I found myself nodding vigorously as I read The Book Whisperer’s latest post this evening. It feels like I could have written the post myself. Reading is viewed as a “waste of time” or a free period in too many classrooms. Very few adults realize that this attitude is what leads students to view reading as a waste of time or something that is only done to please a teacher.
In two weeks, I will be leaving my class with a substitute for four days while I go to Mexico on a fellowship. This will be the first time I have ever left a class for more than a day. As I am writing the lesson plans I will leave behind I realized that my workshops are very different than the rote and memorization classes that many other teachers/subs are used to seeing. I think I will have to leave very detailed notes explaining our daily reading time. My students know that independent reading time is not the time to talk, work on homework, or do anything else. But of course, I am sure they will push the limits (as any 6th grader would!) when they have a substitute teacher for the week and their regular teacher is in another country! The note will explain that the students should read every single day. I wish I could request that the sub also reads, to continue the modeling I do on most days, but I fear that the sub will be hesitant to do this.
Why would a sub be hesitant to sit and read for 25 minutes? It’s not that I believe the sub would not want to read- in fact, it’s quite the opposite. I think any substitute teacher would be afraid to do so because what if another teacher or administrator walked in and saw them just reading? That sub would look like they were ignoring the students and not doing their job. That is awful! Reading should never be looked down upon as just a waste of time! And what would that tell my students? That reading is not a real, academic venture. That it is something used to quiet them down and pass the time. Not in my classroom!
In our classroom, my students and I love to read. They beg to read. They groan when I tell them that we need to move on and they have to put their books away. They beg to read more of our current read-aloud, promising to make up the classwork at home. They run to the library daily, trying to get new books or sequels. They talk about books and make recommendations to each other. They loan books to their classmates. They write their letter-essays enthusiastically and want them back ASAP so that they can write back to me. I love it! Every classroom should be as enthusiastic about reading as mine. (Not bragging there, just stating that all classrooms should make reading a vital and integral part of their day).
When did reading become a waste of time?

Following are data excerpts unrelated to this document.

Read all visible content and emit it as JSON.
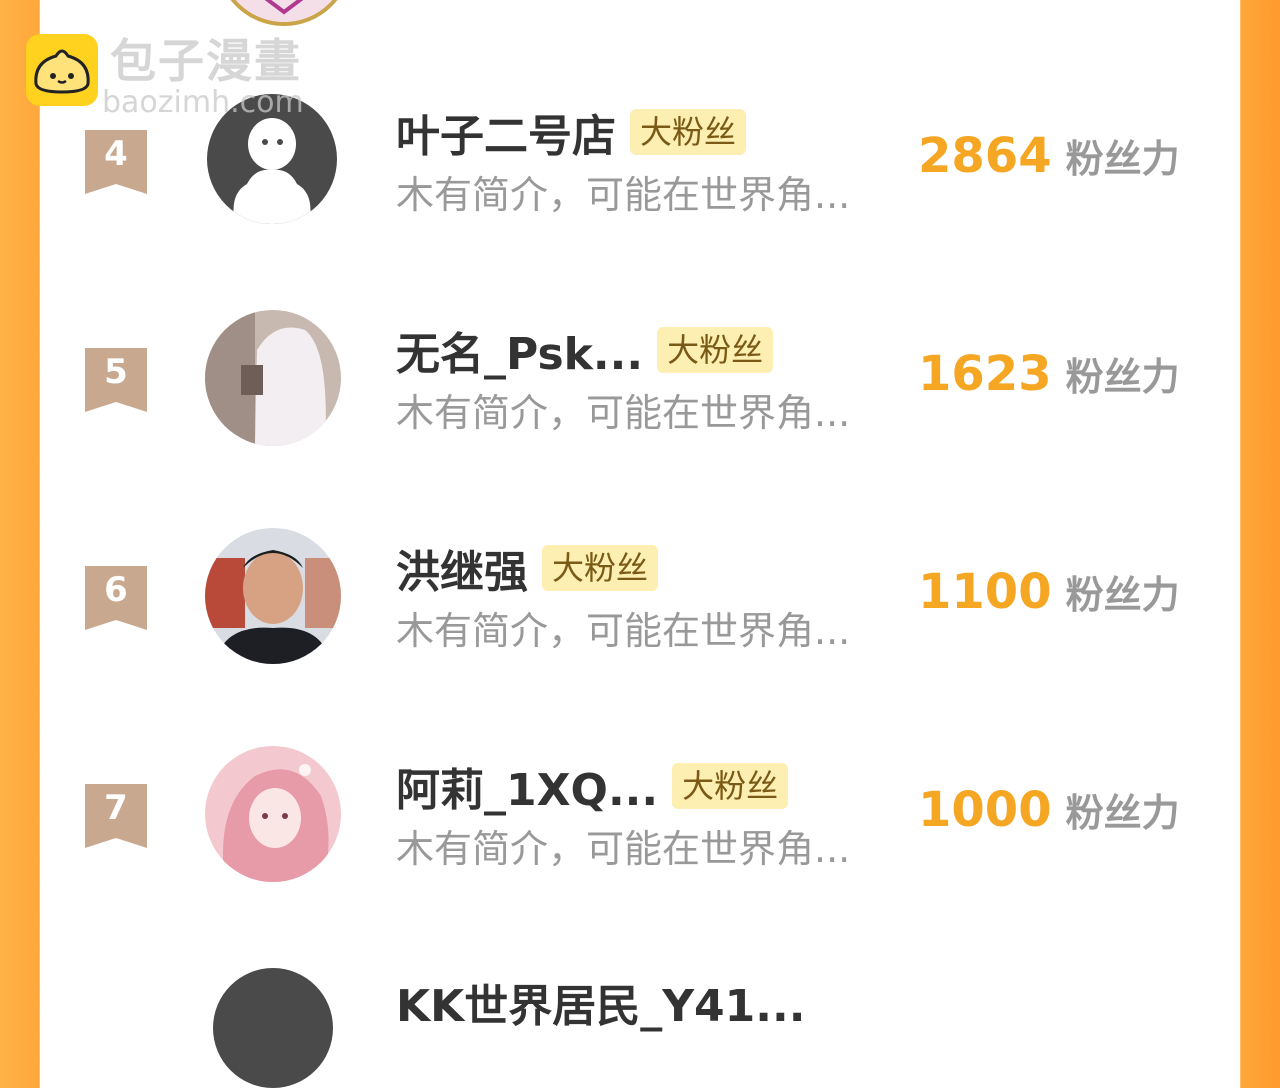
{
  "watermark": {
    "title": "包子漫畫",
    "url": "baozimh.com"
  },
  "colors": {
    "accent": "#f5a623",
    "tag_bg": "#fdefb2",
    "side_orange": "#ffa73a",
    "rank_badge": "#c9a890"
  },
  "fan_label": "大粉丝",
  "score_unit": "粉丝力",
  "rows": [
    {
      "rank": "4",
      "name": "叶子二号店",
      "intro": "木有简介，可能在世界角...",
      "score": "2864",
      "avatar": "default-person-icon"
    },
    {
      "rank": "5",
      "name": "无名_Psk...",
      "intro": "木有简介，可能在世界角...",
      "score": "1623",
      "avatar": "photo-avatar"
    },
    {
      "rank": "6",
      "name": "洪继强",
      "intro": "木有简介，可能在世界角...",
      "score": "1100",
      "avatar": "photo-avatar"
    },
    {
      "rank": "7",
      "name": "阿莉_1XQ...",
      "intro": "木有简介，可能在世界角...",
      "score": "1000",
      "avatar": "illustration-avatar"
    }
  ],
  "next_row": {
    "name": "KK世界居民_Y41..."
  }
}
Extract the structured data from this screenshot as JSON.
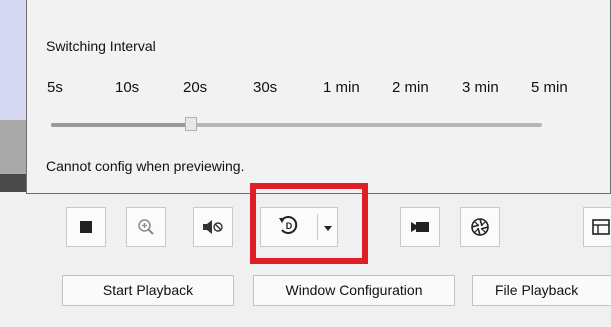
{
  "popup": {
    "title": "Switching Interval",
    "intervals": [
      "5s",
      "10s",
      "20s",
      "30s",
      "1 min",
      "2 min",
      "3 min",
      "5 min"
    ],
    "selected_interval": "20s",
    "hint": "Cannot config when previewing."
  },
  "toolbar": {
    "buttons": [
      {
        "name": "stop",
        "icon": "stop-icon"
      },
      {
        "name": "zoom",
        "icon": "zoom-in-icon"
      },
      {
        "name": "mute",
        "icon": "speaker-mute-icon"
      },
      {
        "name": "auto-switch",
        "icon": "auto-switch-icon"
      },
      {
        "name": "dropdown",
        "icon": "chevron-down-icon"
      },
      {
        "name": "camera",
        "icon": "camera-icon"
      },
      {
        "name": "aperture",
        "icon": "aperture-icon"
      },
      {
        "name": "layout",
        "icon": "window-layout-icon"
      }
    ],
    "highlight_color": "#e01e26"
  },
  "bottom": {
    "start_playback": "Start Playback",
    "window_configuration": "Window Configuration",
    "file_playback": "File Playback"
  }
}
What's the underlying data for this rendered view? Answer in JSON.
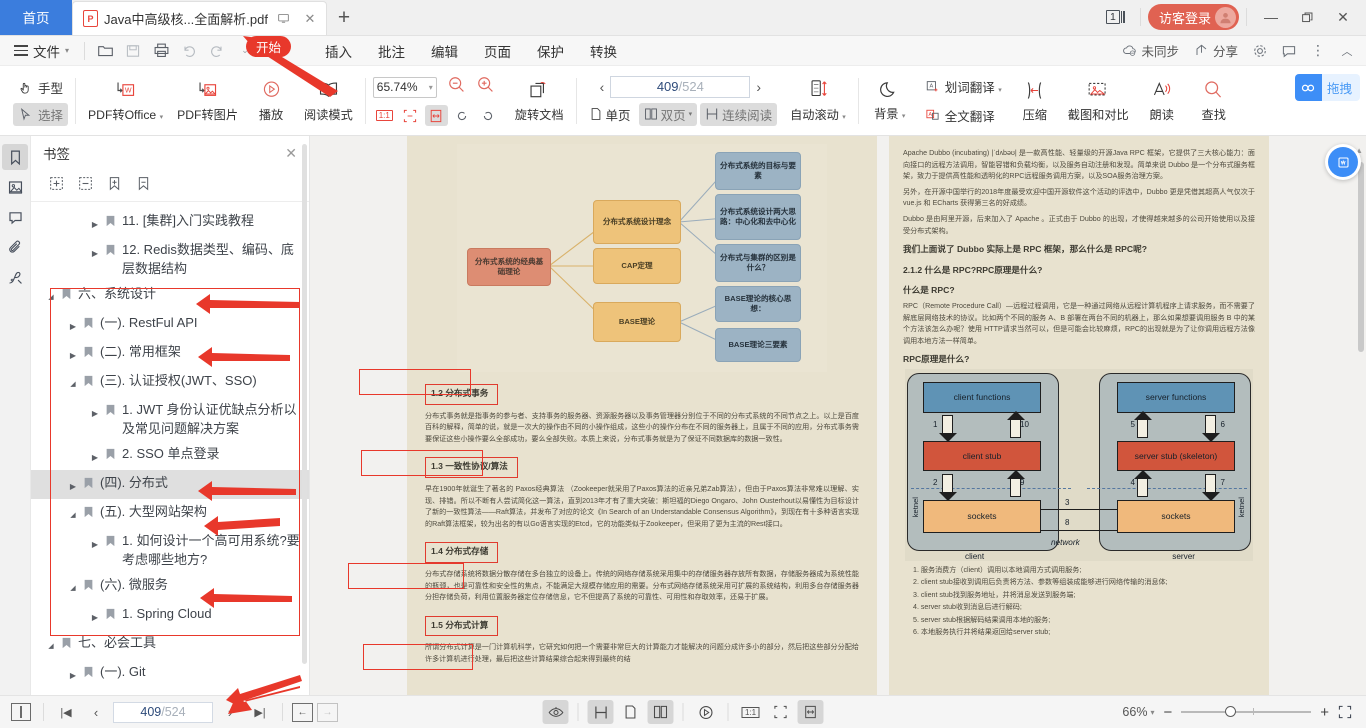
{
  "tabs": {
    "home_label": "首页",
    "doc_title": "Java中高级核...全面解析.pdf",
    "newtab_label": "+",
    "pdf_badge": "P"
  },
  "titlebar": {
    "page_count_badge": "1",
    "login_label": "访客登录",
    "minimize": "—",
    "restore": "❐",
    "close": "✕"
  },
  "menubar": {
    "file_label": "文件",
    "items": [
      "开始",
      "插入",
      "批注",
      "编辑",
      "页面",
      "保护",
      "转换"
    ],
    "active_item": "开始",
    "sync_label": "未同步",
    "share_label": "分享"
  },
  "ribbon": {
    "hand_label": "手型",
    "select_label": "选择",
    "pdf_to_office": "PDF转Office",
    "pdf_to_image": "PDF转图片",
    "play": "播放",
    "read_mode": "阅读模式",
    "zoom_value": "65.74%",
    "rotate_doc": "旋转文档",
    "page_current": "409",
    "page_sep": "/",
    "page_total": "524",
    "single_page": "单页",
    "double_page": "双页",
    "continuous_read": "连续阅读",
    "auto_scroll": "自动滚动",
    "background": "背景",
    "word_translate": "划词翻译",
    "full_translate": "全文翻译",
    "compress": "压缩",
    "screenshot_compare": "截图和对比",
    "read_aloud": "朗读",
    "find": "查找",
    "drag_label": "拖拽",
    "onetoone": "1:1"
  },
  "sidebar": {
    "rails": [
      "bookmark-icon",
      "thumbnail-icon",
      "comment-icon",
      "attachment-icon",
      "signature-icon"
    ],
    "active_rail": 0,
    "panel_title": "书签",
    "close": "✕",
    "tools": [
      "expand-all-icon",
      "collapse-all-icon",
      "add-bookmark-icon",
      "remove-bookmark-icon"
    ],
    "items": [
      {
        "label": "11. [集群]入门实践教程",
        "indent": 2,
        "arrow": "▸",
        "highlight": false
      },
      {
        "label": "12. Redis数据类型、编码、底层数据结构",
        "indent": 2,
        "arrow": "▸",
        "highlight": false
      },
      {
        "label": "六、系统设计",
        "indent": 0,
        "arrow": "◢",
        "highlight": false
      },
      {
        "label": "(一). RestFul API",
        "indent": 1,
        "arrow": "▸",
        "highlight": false
      },
      {
        "label": "(二). 常用框架",
        "indent": 1,
        "arrow": "▸",
        "highlight": false
      },
      {
        "label": "(三). 认证授权(JWT、SSO)",
        "indent": 1,
        "arrow": "◢",
        "highlight": false
      },
      {
        "label": "1. JWT 身份认证优缺点分析以及常见问题解决方案",
        "indent": 2,
        "arrow": "▸",
        "highlight": false
      },
      {
        "label": "2. SSO 单点登录",
        "indent": 2,
        "arrow": "▸",
        "highlight": false
      },
      {
        "label": "(四). 分布式",
        "indent": 1,
        "arrow": "▸",
        "highlight": true
      },
      {
        "label": "(五). 大型网站架构",
        "indent": 1,
        "arrow": "◢",
        "highlight": false
      },
      {
        "label": "1. 如何设计一个高可用系统?要考虑哪些地方?",
        "indent": 2,
        "arrow": "▸",
        "highlight": false
      },
      {
        "label": "(六). 微服务",
        "indent": 1,
        "arrow": "◢",
        "highlight": false
      },
      {
        "label": "1. Spring Cloud",
        "indent": 2,
        "arrow": "▸",
        "highlight": false
      },
      {
        "label": "七、必会工具",
        "indent": 0,
        "arrow": "◢",
        "highlight": false
      },
      {
        "label": "(一). Git",
        "indent": 1,
        "arrow": "▸",
        "highlight": false
      }
    ]
  },
  "document": {
    "left_page": {
      "mindmap": {
        "root": "分布式系统的经典基础理论",
        "mid": [
          "分布式系统设计理念",
          "CAP定理",
          "BASE理论"
        ],
        "leaves_top": [
          "分布式系统的目标与要素",
          "分布式系统设计两大思路：中心化和去中心化",
          "分布式与集群的区别是什么？"
        ],
        "leaves_bottom": [
          "BASE理论的核心思想：",
          "BASE理论三要素"
        ]
      },
      "sections": [
        {
          "heading": "1.2 分布式事务",
          "body": "分布式事务就是指事务的参与者、支持事务的服务器、资源服务器以及事务管理器分别位于不同的分布式系统的不同节点之上。以上是百度百科的解释，简单的说，就是一次大的操作由不同的小操作组成，这些小的操作分布在不同的服务器上，且属于不同的应用，分布式事务需要保证这些小操作要么全部成功，要么全部失败。本质上来说，分布式事务就是为了保证不同数据库的数据一致性。"
        },
        {
          "heading": "1.3 一致性协议/算法",
          "body": "早在1900年就诞生了著名的 Paxos经典算法 （Zookeeper就采用了Paxos算法的近亲兄弟Zab算法），但由于Paxos算法非常难以理解、实现、排错。所以不断有人尝试简化这一算法，直到2013年才有了重大突破：斯坦福的Diego Ongaro、John Ousterhout以易懂性为目标设计了新的一致性算法——Raft算法，并发布了对应的论文《In Search of an Understandable Consensus Algorithm》，到现在有十多种语言实现的Raft算法框架，较为出名的有以Go语言实现的Etcd，它的功能类似于Zookeeper，但采用了更为主流的Rest接口。"
        },
        {
          "heading": "1.4 分布式存储",
          "body": "分布式存储系统将数据分散存储在多台独立的设备上。传统的网络存储系统采用集中的存储服务器存放所有数据，存储服务器成为系统性能的瓶颈，也是可靠性和安全性的焦点，不能满足大规模存储应用的需要。分布式网络存储系统采用可扩展的系统结构，利用多台存储服务器分担存储负荷，利用位置服务器定位存储信息，它不但提高了系统的可靠性、可用性和存取效率，还易于扩展。"
        },
        {
          "heading": "1.5 分布式计算",
          "body": "所谓分布式计算是一门计算机科学，它研究如何把一个需要非常巨大的计算能力才能解决的问题分成许多小的部分，然后把这些部分分配给许多计算机进行处理，最后把这些计算结果综合起来得到最终的结"
        }
      ]
    },
    "right_page": {
      "paragraphs": [
        "Apache Dubbo (incubating) |ˈdʌbəʊ| 是一款高性能、轻量级的开源Java RPC 框架，它提供了三大核心能力：面向接口的远程方法调用，智能容错和负载均衡，以及服务自动注册和发现。简单来说 Dubbo 是一个分布式服务框架，致力于提供高性能和透明化的RPC远程服务调用方案，以及SOA服务治理方案。",
        "另外，在开源中国举行的2018年度最受欢迎中国开源软件这个活动的评选中，Dubbo 更是凭借其超高人气仅次于 vue.js 和 ECharts 获得第三名的好成绩。",
        "Dubbo 是由阿里开源，后来加入了 Apache 。正式由于 Dubbo 的出现，才使得越来越多的公司开始使用以及接受分布式架构。"
      ],
      "bold_line": "我们上面说了 Dubbo 实际上是 RPC 框架，那么什么是 RPC呢?",
      "heading2": "2.1.2 什么是 RPC?RPC原理是什么?",
      "heading3": "什么是 RPC?",
      "rpc_desc": "RPC（Remote Procedure Call）—远程过程调用，它是一种通过网络从远程计算机程序上请求服务，而不需要了解底层网络技术的协议。比如两个不同的服务 A、B 部署在两台不同的机器上，那么如果想要调用服务 B 中的某个方法该怎么办呢？使用 HTTP请求当然可以，但是可能会比较麻烦，RPC的出现就是为了让你调用远程方法像调用本地方法一样简单。",
      "heading4": "RPC原理是什么?",
      "rpc_diagram": {
        "client_functions": "client functions",
        "server_functions": "server functions",
        "client_stub": "client stub",
        "server_stub": "server stub (skeleton)",
        "sockets": "sockets",
        "kernel": "ketnel",
        "network": "network",
        "client_label": "client",
        "server_label": "server",
        "numbers": [
          "1",
          "10",
          "2",
          "9",
          "3",
          "8",
          "5",
          "6",
          "4",
          "7"
        ]
      },
      "steps": [
        "1. 服务消费方（client）调用以本地调用方式调用服务;",
        "2. client stub接收到调用后负责将方法、参数等组装成能够进行网络传输的消息体;",
        "3. client stub找到服务地址，并将消息发送到服务端;",
        "4. server stub收到消息后进行解码;",
        "5. server stub根据解码结果调用本地的服务;",
        "6. 本地服务执行并将结果返回给server stub;"
      ]
    }
  },
  "statusbar": {
    "page_current": "409",
    "page_sep": "/",
    "page_total": "524",
    "zoom": "66%",
    "first_page": "|◀",
    "prev_page": "‹",
    "next_page": "›",
    "last_page": "▶|",
    "back": "←",
    "forward": "→",
    "zoom_out": "−",
    "zoom_in": "+",
    "onetoone": "1:1"
  },
  "colors": {
    "accent_blue": "#3b7ddd",
    "annotation_red": "#e8382b",
    "login_red": "#e06252",
    "page_bg": "#e8e2cf"
  }
}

In my opinion, it happened when NCLB made testing more important than learning. But then again, looking back on my own education, we were rarely given the time to just read. For some reason, reading isn’t viewed as learning. Yet I teach mini-lesson after mini-lesson that focuses on the type of thinking we do while reading. I focus my read-alouds on thinking through my own thinking, out loud. I know many other teachers who do the same thing. Yet we get strange looks and whispers because instead of spending those 20 minutes listening to a teacher lecture, my students are in the reading zone. They are each in their own space, in their own head, living the lives of their characters. How is this not learning?!!